Şimdi, yapayalnızdım. Kavgalarım, bira bardağım ve oturduğum bir tabureden başka neyim vardı? Yalnızlığı her zaman farklı tanımlamıştı benliğim. Hep bir aykırılıkla yaşamıştım. Şimdiyse, kaybedişle bütünleşmiştim. Nefesimi, anlamımı kaybettikten sonra kendine gelebilmek gibi bir sözcüğü ağzıma dahil alamazdım. Düzelmek mi? Tamamen imkânsızlar arasında yer alıyordu. Bira bardağımı bir kez daha doldurdum. Tüm yaşantım, bir hiçti şimdi. Yapmış olduğum her şey saçmalıktan ibaretti. Zamanımı hep boşa harcamıştım. Kıymetini bilmemiştim bana verilen bu canın ve şimdi ceremesini de çekiyordum paşa paşa.
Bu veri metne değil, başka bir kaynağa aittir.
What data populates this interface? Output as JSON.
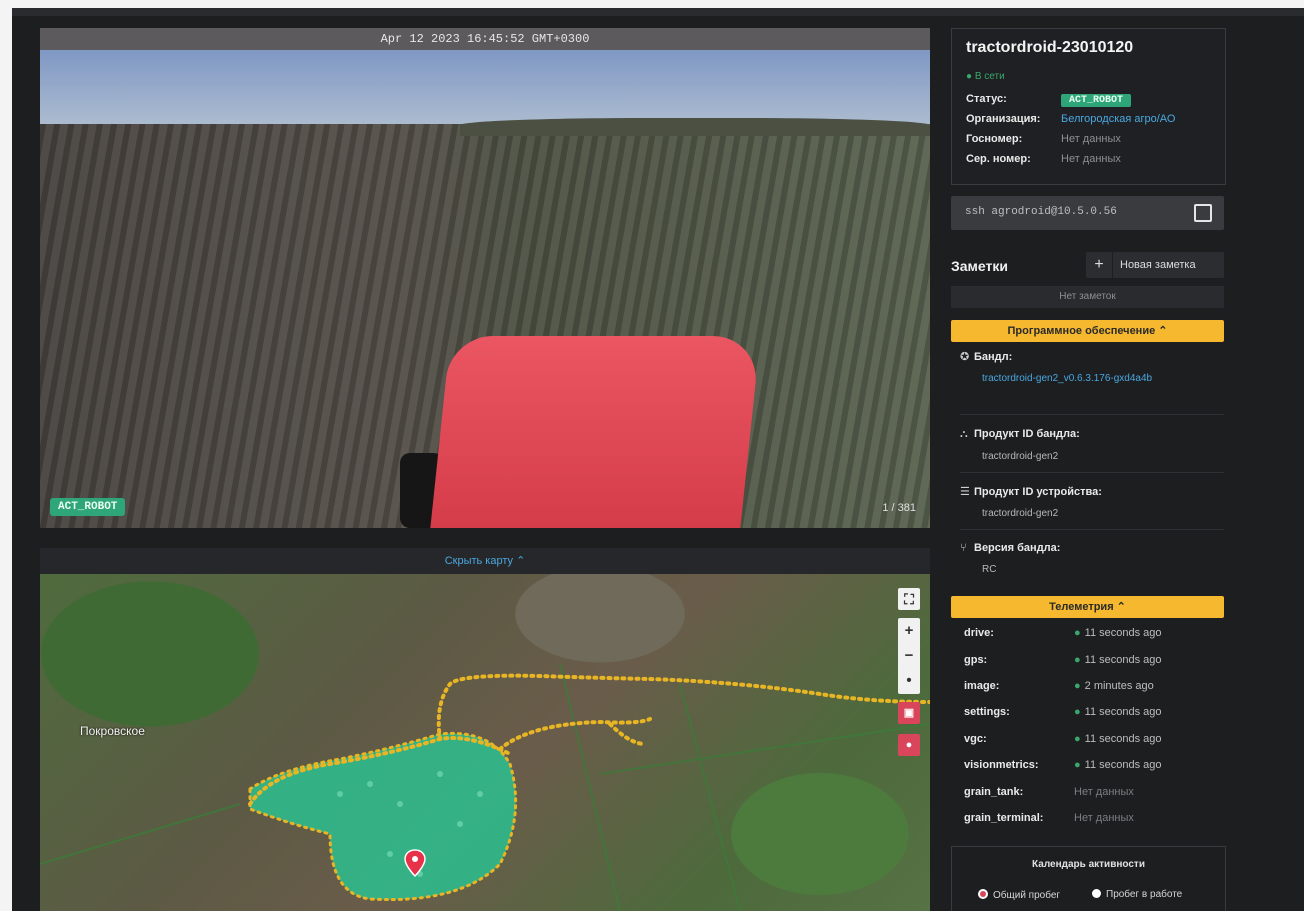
{
  "camera": {
    "timestamp": "Apr 12 2023 16:45:52 GMT+0300",
    "mode_badge": "ACT_ROBOT",
    "frame_counter": "1 / 381"
  },
  "map": {
    "toggle_label": "Скрыть карту ⌃",
    "place_label": "Покровское",
    "controls": {
      "fullscreen": "⛶",
      "zoom_in": "+",
      "zoom_out": "−",
      "north": "•"
    }
  },
  "device": {
    "name": "tractordroid-23010120",
    "online": "● В сети",
    "status_label": "Статус:",
    "status_value": "ACT_ROBOT",
    "org_label": "Организация:",
    "org_value": "Белгородская агро/АО",
    "gos_label": "Госномер:",
    "gos_value": "Нет данных",
    "serial_label": "Сер. номер:",
    "serial_value": "Нет данных"
  },
  "ssh": {
    "command": "ssh agrodroid@10.5.0.56"
  },
  "notes": {
    "title": "Заметки",
    "new_button": "Новая заметка",
    "empty": "Нет заметок"
  },
  "software": {
    "header": "Программное обеспечение ⌃",
    "items": [
      {
        "icon": "✪",
        "label": "Бандл:",
        "value": "tractordroid-gen2_v0.6.3.176-gxd4a4b",
        "link": true
      },
      {
        "icon": "⛬",
        "label": "Продукт ID бандла:",
        "value": "tractordroid-gen2",
        "link": false
      },
      {
        "icon": "☰",
        "label": "Продукт ID устройства:",
        "value": "tractordroid-gen2",
        "link": false
      },
      {
        "icon": "⑂",
        "label": "Версия бандла:",
        "value": "RC",
        "link": false
      }
    ]
  },
  "telemetry": {
    "header": "Телеметрия ⌃",
    "rows": [
      {
        "key": "drive:",
        "value": "11 seconds ago",
        "dot": "●"
      },
      {
        "key": "gps:",
        "value": "11 seconds ago",
        "dot": "●"
      },
      {
        "key": "image:",
        "value": "2 minutes ago",
        "dot": "●"
      },
      {
        "key": "settings:",
        "value": "11 seconds ago",
        "dot": "●"
      },
      {
        "key": "vgc:",
        "value": "11 seconds ago",
        "dot": "●"
      },
      {
        "key": "visionmetrics:",
        "value": "11 seconds ago",
        "dot": "●"
      },
      {
        "key": "grain_tank:",
        "value": "Нет данных",
        "dot": ""
      },
      {
        "key": "grain_terminal:",
        "value": "Нет данных",
        "dot": ""
      }
    ]
  },
  "calendar": {
    "title": "Календарь активности",
    "legend_total": "Общий пробег",
    "legend_work": "Пробег в работе",
    "colors": {
      "total": "#d9455a",
      "work": "#ffffff"
    }
  },
  "colors": {
    "accent_yellow": "#f5b82e",
    "badge_green": "#2fa57a",
    "link_blue": "#4aa8e0",
    "track_yellow": "#e8b525",
    "coverage_teal": "#2bbf8f"
  }
}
Yanıma oturup kalkanlar oluyordu. Bense sürekli aynı yerdeydim. O her yerdeydi, bense aynı yerde durmakta ısrarcıydım. İnatla, ısrarla, hırsla, nefretle, öfkeyle yaşıyordum artık. Diğer tüm duygularım kapanmışlardı. Artık ne benim için umut vardı ne de yaşama tutunmak için bir çabam kalmıştı. Bok geldim bok gidecektim anlaşılan. Babamın dilinin ucuna gelip de söyleyemediği o sözcüğün hayat bulmuş haliydim; İşe yaramazdım. Herkesin eskiden saygı duyduğu kişiydim ben. İşi düşenin dostu, işi bitenin düşmanı, tanımayanın hiçbir şeyi... Şimdi ise ayyaşlar kadar pervasız ve bir evsiz kadar kimsesizdim. Telefonumu satmış ve bira şişeleri almıştım. Kuruşum kalmamıştı, gidip çalmıştım. O'nun gidişi, beni terk edişi ve kendimle bırakılmamdan sonra tamamen bir hiçliğe kapılmıştım. Aynı bir hiçlik boyutunda yaşıyordum. Kimse umurumda değildi. Kimsenin umurunda değildim. Sanırım benim için bir annem birde hayta kuzenim endişeleniyordur. Diğerleri ise kendi hayatlarına devam ediyorlardır. İsterdim ki herkes hayatına devam edebilsin. Ben bile. Ama ben yapamazdım işte. Onca yaşanmamışlıktan sonra yapamazdım. Yıllar sonra ilk kez uğruna canımı feda edebileceğim bir kişi çıkmıştı karşıma. Gözlerinde hayat bulduğum, kalbimin çarpmasını sağlayan ilk ve tek insandı O benim için. Fakat onu da kaybetmiştim. Sahip çıkmasını bilememiştim.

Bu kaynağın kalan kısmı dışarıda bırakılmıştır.